Brandon plays guitar

Brandon’s a wellspring of stories, such as the time his band had finished playing on New Year’s Eve and a drunk passenger, “Pulls his pants down and starts windmilling his dick, like whipping it around in circles on the dancefloor.” Soon enough, security showed up and started beating the shit out of him. Or there’s the time he and some of the other Americans on the ship sneak-attacked other staff with Jaegerbombs in the crew bar. Or even better, when he was wearing drag on Halloween and a 50-year-old Bulgarian man tried to grab his (non-windmilling) penis.

There’s also the one about the guy slept with his lead singer’s girlfriend and got caught—nearly. “So he claims to have been banging Kirk’s girlfriend in his room on the ship, right,” he says, “and here comes Kirk up the hallway and he bangs on the door. And it's obviously him, and obviously heard what was going on. He's holding the door closed and asking who it is, and Kirk wouldn’t say anything. And then the key’s turning, and he's like, ‘Fuck!

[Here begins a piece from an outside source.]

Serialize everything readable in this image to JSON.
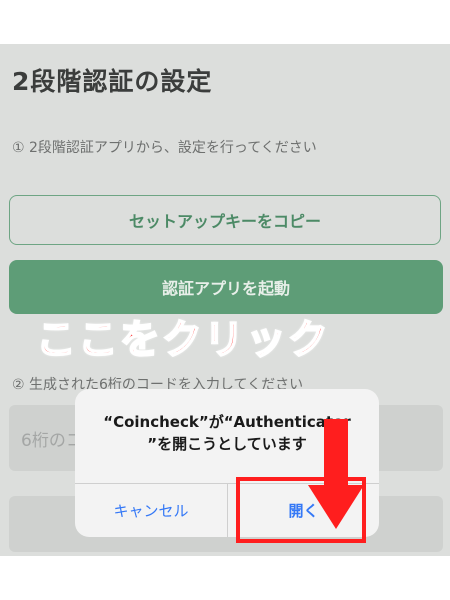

Who has a key to my room!’ He's fighting the little knob on the inside of the door, and he realizes he'd left my key outside. Kirk’s turning it with all of his might, and this guy has his girlfriend in there ass-naked. The neighbor came out and said he was going to report security, and Kirk ends up shying away. He ended up asking me about it, and I told him I'd he was sleeping with somebody else and couldn’t let him in because he didn’t know who it was. Still to this day he doesn’t know who it was.”

Because I am a journalist, I ask if the guy held the door closed while sporting an erection.

“It was half-chub, dude. It started out full boner.”

“It’s like college,” he later tells me. “The work doesn’t change and the drama is everlasting.”